Arabische Medienfrauen: Eins zu null für Scheherazade
Die marokkanische Soziologin Fatima Mernissi macht auf einen bedeutenden Umbruch in der Arabischen Welt aufmerksam: Im arabischen Fernsehen treten nämlich immer mehr Frauen auf – nicht nur als Bauchtänzerinnen, sondern auch als Reporterinnen, Filmproduzentinnen und Moderatorinnen; sogar eine bedeutende Wirtschaftsjournalistin ist darunter. 64 Prozent aller Zuschauer im arabischsprachigen Raum sind Frauen, doch der wichtigste Trumpf, den der Sender al-Dschasira gegen die saudische Konkurrenz ausspielen kann, sind die Starjournalistinnen, deren Eloquenz nicht nur von den weiblichen Zuschauern geschätzt wird.
Treibende Kraft hinter dieser Entwicklung ist die Satellitenschüssel. Damit könnte sich ein technisches Medium zum Katalysator einer Erneuerung der islamischen Gesellschaften entwickeln.

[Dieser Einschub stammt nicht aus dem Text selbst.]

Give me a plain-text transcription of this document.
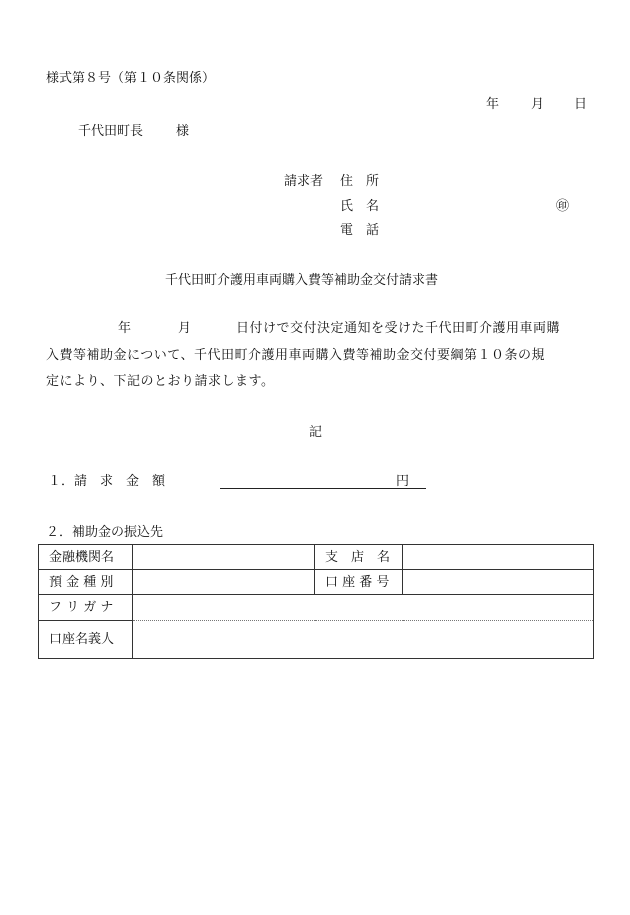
様式第８号（第１０条関係）
年 月 日
千代田町長	様
請求者 住　所
氏　名	㊞
電　話
千代田町介護用車両購入費等補助金交付請求書
年	月	日付けで交付決定通知を受けた千代田町介護用車両購
入費等補助金について、千代田町介護用車両購入費等補助金交付要綱第１０条の規
定により、下記のとおり請求します。
記
１．請　求　金　額	円
２．補助金の振込先
金融機関名		支　店　名	
預 金 種 別		口 座 番 号	
フ リ ガ ナ			
口座名義人			
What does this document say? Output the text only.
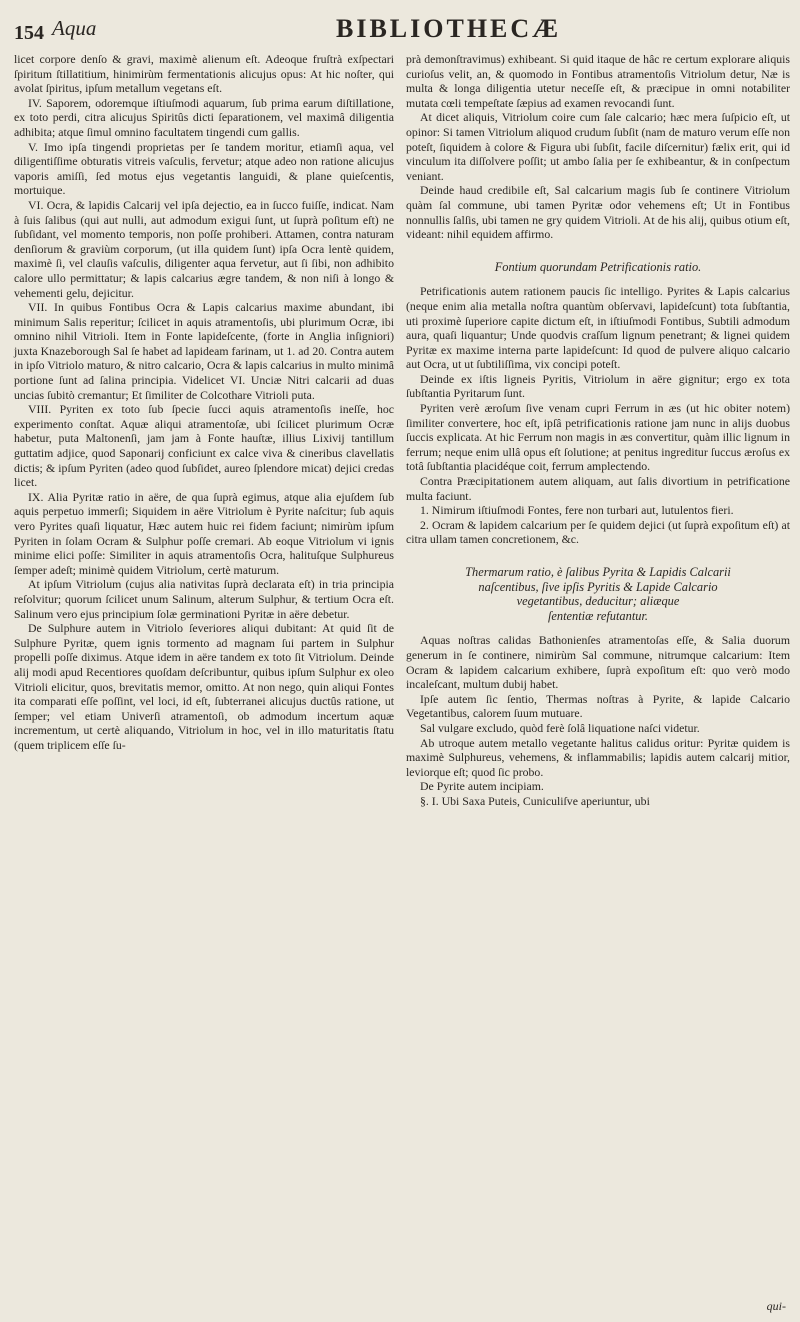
154 Aqua	BIBLIOTHECÆ

licet corpore denſo & gravi, maximè alienum eſt. Adeoque fruſtrà exſpectari ſpiritum ſtillatitium, hinimirùm fermentationis alicujus opus: At hic noſter, qui avolat ſpiritus, ipſum metallum vegetans eſt.

IV. Saporem, odoremque iſtiuſmodi aquarum, ſub prima earum diſtillatione, ex toto perdi, citra alicujus Spiritûs dicti ſeparationem, vel maximâ diligentia adhibita; atque ſimul omnino facultatem tingendi cum gallis.

V. Imo ipſa tingendi proprietas per ſe tandem moritur, etiamſi aqua, vel diligentiſſime obturatis vitreis vaſculis, fervetur; atque adeo non ratione alicujus vaporis amiſſi, ſed motus ejus vegetantis languidi, & plane quieſcentis, mortuique.

VI. Ocra, & lapidis Calcarij vel ipſa dejectio, ea in ſucco fuiſſe, indicat. Nam à ſuis ſalibus (qui aut nulli, aut admodum exigui ſunt, ut ſuprà poſitum eſt) ne ſubſidant, vel momento temporis, non poſſe prohiberi. Attamen, contra naturam denſiorum & graviùm corporum, (ut illa quidem ſunt) ipſa Ocra lentè quidem, maximè ſi, vel clauſis vaſculis, diligenter aqua fervetur, aut ſi ſibi, non adhibito calore ullo permittatur; & lapis calcarius ægre tandem, & non niſi à longo & vehementi gelu, dejicitur.

VII. In quibus Fontibus Ocra & Lapis calcarius maxime abundant, ibi minimum Salis reperitur; ſcilicet in aquis atramentoſis, ubi plurimum Ocræ, ibi omnino nihil Vitrioli. Item in Fonte lapideſcente, (forte in Anglia inſigniori) juxta Knazeborough Sal ſe habet ad lapideam farinam, ut 1. ad 20. Contra autem in ipſo Vitriolo maturo, & nitro calcario, Ocra & lapis calcarius in multo minimâ portione ſunt ad ſalina principia. Videlicet VI. Unciæ Nitri calcarii ad duas uncias ſubitò cremantur; Et ſimiliter de Colcothare Vitrioli puta.

VIII. Pyriten ex toto ſub ſpecie ſucci aquis atramentoſis ineſſe, hoc experimento conſtat. Aquæ aliqui atramentoſæ, ubi ſcilicet plurimum Ocræ habetur, puta Maltonenſi, jam jam à Fonte hauſtæ, illius Lixivij tantillum guttatim adjice, quod Saponarij conficiunt ex calce viva & cineribus clavellatis dictis; & ipſum Pyriten (adeo quod ſubſidet, aureo ſplendore micat) dejici credas licet.

IX. Alia Pyritæ ratio in aëre, de qua ſuprà egimus, atque alia ejuſdem ſub aquis perpetuo immerſi; Siquidem in aëre Vitriolum è Pyrite naſcitur; ſub aquis vero Pyrites quaſi liquatur, Hæc autem huic rei fidem faciunt; nimirùm ipſum Pyriten in ſolam Ocram & Sulphur poſſe cremari. Ab eoque Vitriolum vi ignis minime elici poſſe: Similiter in aquis atramentoſis Ocra, halituſque Sulphureus ſemper adeſt; minimè quidem Vitriolum, certè maturum.

At ipſum Vitriolum (cujus alia nativitas ſuprà declarata eſt) in tria principia reſolvitur; quorum ſcilicet unum Salinum, alterum Sulphur, & tertium Ocra eſt. Salinum vero ejus principium ſolæ germinationi Pyritæ in aëre debetur.

De Sulphure autem in Vitriolo ſeveriores aliqui dubitant: At quid ſit de Sulphure Pyritæ, quem ignis tormento ad magnam ſui partem in Sulphur propelli poſſe diximus. Atque idem in aëre tandem ex toto ſit Vitriolum. Deinde alij modi apud Recentiores quoſdam deſcribuntur, quibus ipſum Sulphur ex oleo Vitrioli elicitur, quos, brevitatis memor, omitto. At non nego, quin aliqui Fontes ita comparati eſſe poſſint, vel loci, id eſt, ſubterranei alicujus ductûs ratione, ut ſemper; vel etiam Univerſi atramentoſi, ob admodum incertum aquæ incrementum, ut certè aliquando, Vitriolum in hoc, vel in illo maturitatis ſtatu (quem triplicem eſſe ſu-

prà demonſtravimus) exhibeant. Si quid itaque de hâc re certum explorare aliquis curioſus velit, an, & quomodo in Fontibus atramentoſis Vitriolum detur, Næ is multa & longa diligentia utetur neceſſe eſt, & præcipue in omni notabiliter mutata cœli tempeſtate ſæpius ad examen revocandi ſunt.

At dicet aliquis, Vitriolum coire cum ſale calcario; hæc mera ſuſpicio eſt, ut opinor: Si tamen Vitriolum aliquod crudum ſubſit (nam de maturo verum eſſe non poteſt, ſiquidem à colore & Figura ubi ſubſit, facile diſcernitur) fælix erit, qui id vinculum ita diſſolvere poſſit; ut ambo ſalia per ſe exhibeantur, & in conſpectum veniant.

Deinde haud credibile eſt, Sal calcarium magis ſub ſe continere Vitriolum quàm ſal commune, ubi tamen Pyritæ odor vehemens eſt; Ut in Fontibus nonnullis ſalſis, ubi tamen ne gry quidem Vitrioli. At de his alij, quibus otium eſt, videant: nihil equidem affirmo.

Fontium quorundam Petrificationis ratio.

Petrificationis autem rationem paucis ſic intelligo. Pyrites & Lapis calcarius (neque enim alia metalla noſtra quantùm obſervavi, lapideſcunt) tota ſubſtantia, uti proximè ſuperiore capite dictum eſt, in iſtiuſmodi Fontibus, Subtili admodum aura, quaſi liquantur; Unde quodvis craſſum lignum penetrant; & lignei quidem Pyritæ ex maxime interna parte lapideſcunt: Id quod de pulvere aliquo calcario aut Ocra, ut ut ſubtiliſſima, vix concipi poteſt.

Deinde ex iſtis ligneis Pyritis, Vitriolum in aëre gignitur; ergo ex tota ſubſtantia Pyritarum ſunt.

Pyriten verè æroſum ſive venam cupri Ferrum in æs (ut hic obiter notem) ſimiliter convertere, hoc eſt, ipſâ petrificationis ratione jam nunc in alijs duobus ſuccis explicata. At hic Ferrum non magis in æs convertitur, quàm illic lignum in ferrum; neque enim ullâ opus eſt ſolutione; at penitus ingreditur ſuccus æroſus ex totâ ſubſtantia placidéque coit, ferrum amplectendo.

Contra Præcipitationem autem aliquam, aut ſalis divortium in petrificatione multa faciunt.

1. Nimirum iſtiuſmodi Fontes, fere non turbari aut, lutulentos fieri.

2. Ocram & lapidem calcarium per ſe quidem dejici (ut ſuprà expoſitum eſt) at citra ullam tamen concretionem, &c.

Thermarum ratio, è ſalibus Pyrita & Lapidis Calcarii
naſcentibus, ſive ipſis Pyritis & Lapide Calcario
vegetantibus, deducitur; aliæque
ſententiæ refutantur.

Aquas noſtras calidas Bathonienſes atramentoſas eſſe, & Salia duorum generum in ſe continere, nimirùm Sal commune, nitrumque calcarium: Item Ocram & lapidem calcarium exhibere, ſuprà expoſitum eſt: quo verò modo incaleſcant, multum dubij habet.

Ipſe autem ſic ſentio, Thermas noſtras à Pyrite, & lapide Calcario Vegetantibus, calorem ſuum mutuare.

Sal vulgare excludo, quòd ferè ſolâ liquatione naſci videtur.

Ab utroque autem metallo vegetante halitus calidus oritur: Pyritæ quidem is maximè Sulphureus, vehemens, & inflammabilis; lapidis autem calcarij mitior, leviorque eſt; quod ſic probo.

De Pyrite autem incipiam.

§. I. Ubi Saxa Puteis, Cuniculiſve aperiuntur, ubi

qui-
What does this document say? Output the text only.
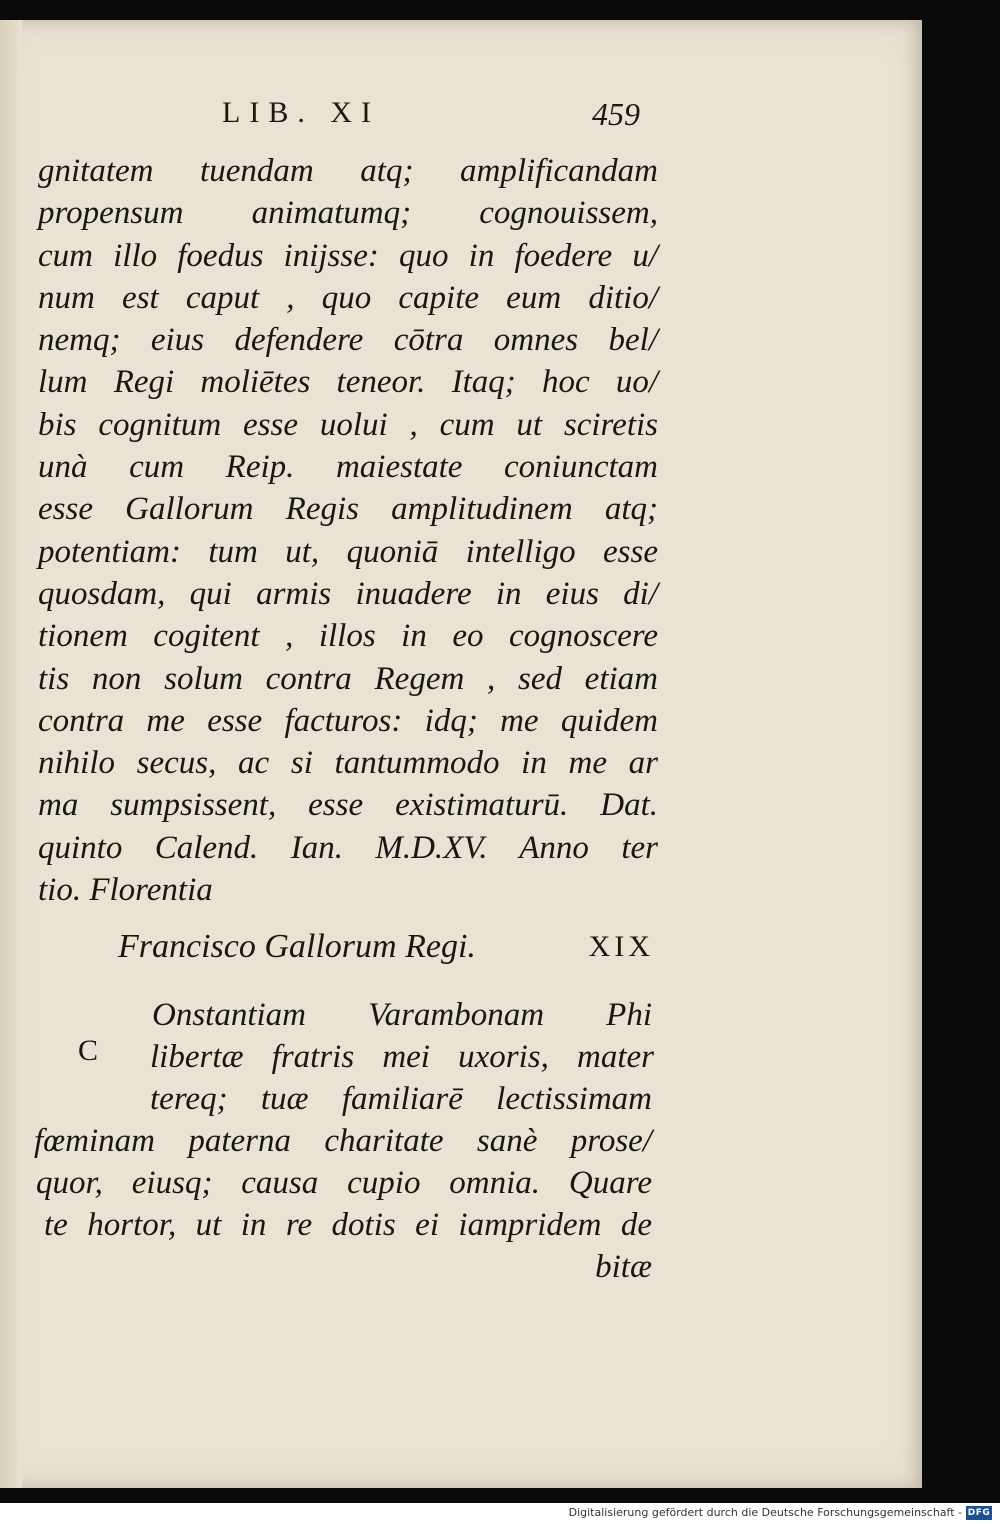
LIB. XI	459
gnitatem tuendam atq; amplificandam
propensum animatumq; cognouissem,
cum illo foedus inijsse: quo in foedere u/
num est caput , quo capite eum ditio/
nemq; eius defendere cōtra omnes bel/
lum Regi moliētes teneor. Itaq; hoc uo/
bis cognitum esse uolui , cum ut sciretis
unà cum Reip. maiestate coniunctam
esse Gallorum Regis amplitudinem atq;
potentiam: tum ut, quoniā intelligo esse
quosdam, qui armis inuadere in eius di/
tionem cogitent , illos in eo cognoscere
tis non solum contra Regem , sed etiam
contra me esse facturos: idq; me quidem
nihilo secus, ac si tantummodo in me ar
ma sumpsissent, esse existimaturū. Dat.
quinto Calend. Ian. M.D.XV. Anno ter
tio. Florentia
Francisco Gallorum Regi.	XIX
C
Onstantiam Varambonam Phi
libertæ fratris mei uxoris, mater
tereq; tuæ familiarē lectissimam
fœminam paterna charitate sanè prose/
quor, eiusq; causa cupio omnia. Quare
te hortor, ut in re dotis ei iampridem de
bitæ
Digitalisierung gefördert durch die Deutsche Forschungsgemeinschaft - DFG
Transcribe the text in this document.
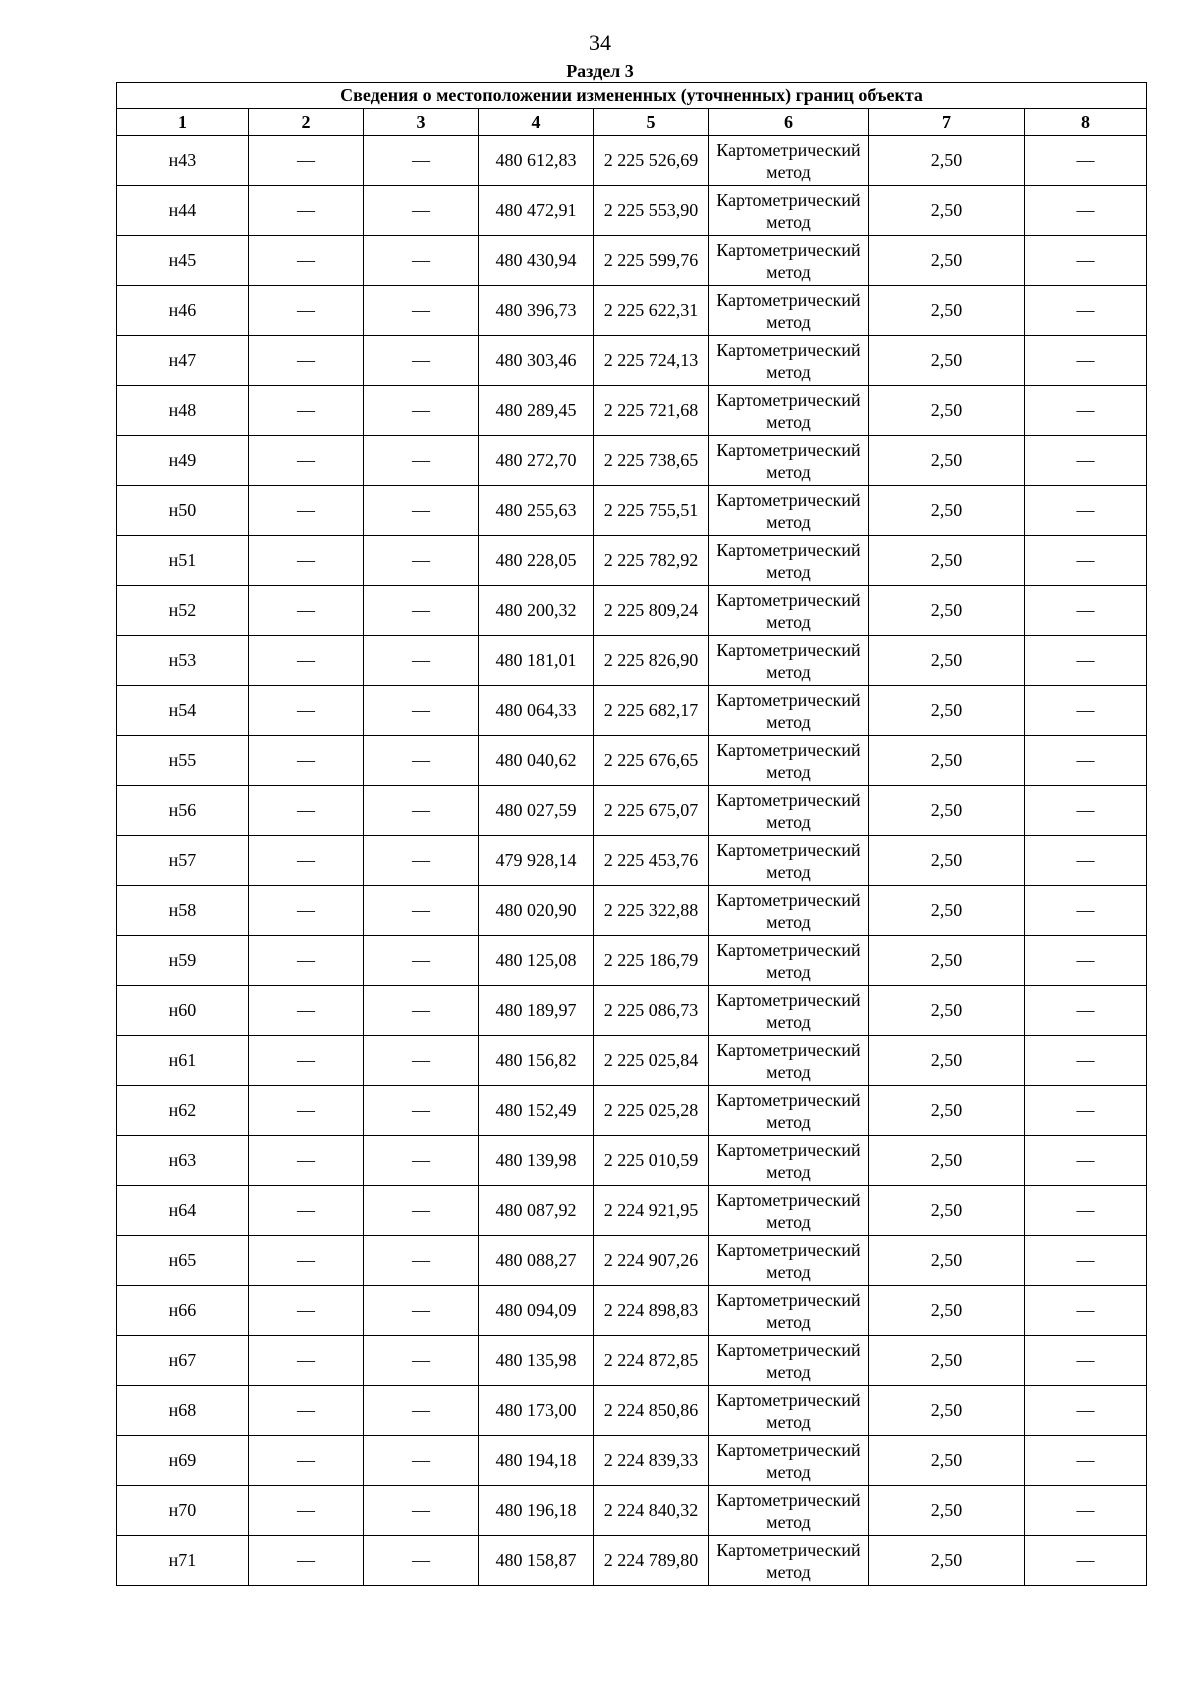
34
Раздел 3
Сведения о местоположении измененных (уточненных) границ объекта							
1	2	3	4	5	6	7	8
н43	—	—	480 612,83	2 225 526,69	Картометрический метод	2,50	—
н44	—	—	480 472,91	2 225 553,90	Картометрический метод	2,50	—
н45	—	—	480 430,94	2 225 599,76	Картометрический метод	2,50	—
н46	—	—	480 396,73	2 225 622,31	Картометрический метод	2,50	—
н47	—	—	480 303,46	2 225 724,13	Картометрический метод	2,50	—
н48	—	—	480 289,45	2 225 721,68	Картометрический метод	2,50	—
н49	—	—	480 272,70	2 225 738,65	Картометрический метод	2,50	—
н50	—	—	480 255,63	2 225 755,51	Картометрический метод	2,50	—
н51	—	—	480 228,05	2 225 782,92	Картометрический метод	2,50	—
н52	—	—	480 200,32	2 225 809,24	Картометрический метод	2,50	—
н53	—	—	480 181,01	2 225 826,90	Картометрический метод	2,50	—
н54	—	—	480 064,33	2 225 682,17	Картометрический метод	2,50	—
н55	—	—	480 040,62	2 225 676,65	Картометрический метод	2,50	—
н56	—	—	480 027,59	2 225 675,07	Картометрический метод	2,50	—
н57	—	—	479 928,14	2 225 453,76	Картометрический метод	2,50	—
н58	—	—	480 020,90	2 225 322,88	Картометрический метод	2,50	—
н59	—	—	480 125,08	2 225 186,79	Картометрический метод	2,50	—
н60	—	—	480 189,97	2 225 086,73	Картометрический метод	2,50	—
н61	—	—	480 156,82	2 225 025,84	Картометрический метод	2,50	—
н62	—	—	480 152,49	2 225 025,28	Картометрический метод	2,50	—
н63	—	—	480 139,98	2 225 010,59	Картометрический метод	2,50	—
н64	—	—	480 087,92	2 224 921,95	Картометрический метод	2,50	—
н65	—	—	480 088,27	2 224 907,26	Картометрический метод	2,50	—
н66	—	—	480 094,09	2 224 898,83	Картометрический метод	2,50	—
н67	—	—	480 135,98	2 224 872,85	Картометрический метод	2,50	—
н68	—	—	480 173,00	2 224 850,86	Картометрический метод	2,50	—
н69	—	—	480 194,18	2 224 839,33	Картометрический метод	2,50	—
н70	—	—	480 196,18	2 224 840,32	Картометрический метод	2,50	—
н71	—	—	480 158,87	2 224 789,80	Картометрический метод	2,50	—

Die neuen, starken arabischen Medienfrauen berichten über politisch brisanten Themen der Welt, bieten aber auch Unterhaltung. Eine in vielen arabischen Ländern ausgestrahlte Fernsehserie einer Regisseurin erzählte zum Beispiel die Zeit der 1930er Jahre aus der Perspektive einer Frau und führte die Schwächung der arabischen (Männer-)Welt darauf zurück, die »Ressourcen« der Frauen nicht zu nutzen. In Unterhaltungssendungen und Talk-Shows trauen sich Moderatoren häufiger als Moderatoren, brisante Themen aufzugreifen, zum Beispiel die nachlassende sexuelle Lust in der Ehe. Eine interessante Erklärung dafür, warum diese Zunahme weiblicher Präsenz in der medialen Öffentlichkeit nicht auf größeren Widerspruch seitens der Männer stößt (es sind derzeit nur wenige, eher konservative, die dagegen wettern) ist, dass sich die Männer in den Frauen wieder finden, weil sie sich und diese als Opfer interpretieren, die sich gegen eine lange Unterdrückung wehren. Ein anderer Faktor, auf den Mernissi aufmerksam macht, ist die große Nachfrage nach Journalist/innen, die durch den gegenwärtigen Boom an Fernsehsendern entsteht, ebenso wie an einem Aufwind für liberale-tolerante Strömungen im Islam als Gegenbewegung zu den islamistischen Fanatikern seit dem 11. September 2001.
Ebenfalls wichtig ist das Verhalten der ZuschauerInnen, die sich durch ihre vielen Programme zappen und die Shows und Nachrichtensendungen kompetenter und eloquenter Reporterinnen und Moderatorinnen bevorzugen gegenüber traditionell-konservativer Propaganda.
Eine spannende Analyse dieses gegenwärtigen Umbruchs liefert Fatima Mernissi in einem langen Artikel in der Monde diplomatique vom 10. September 2004.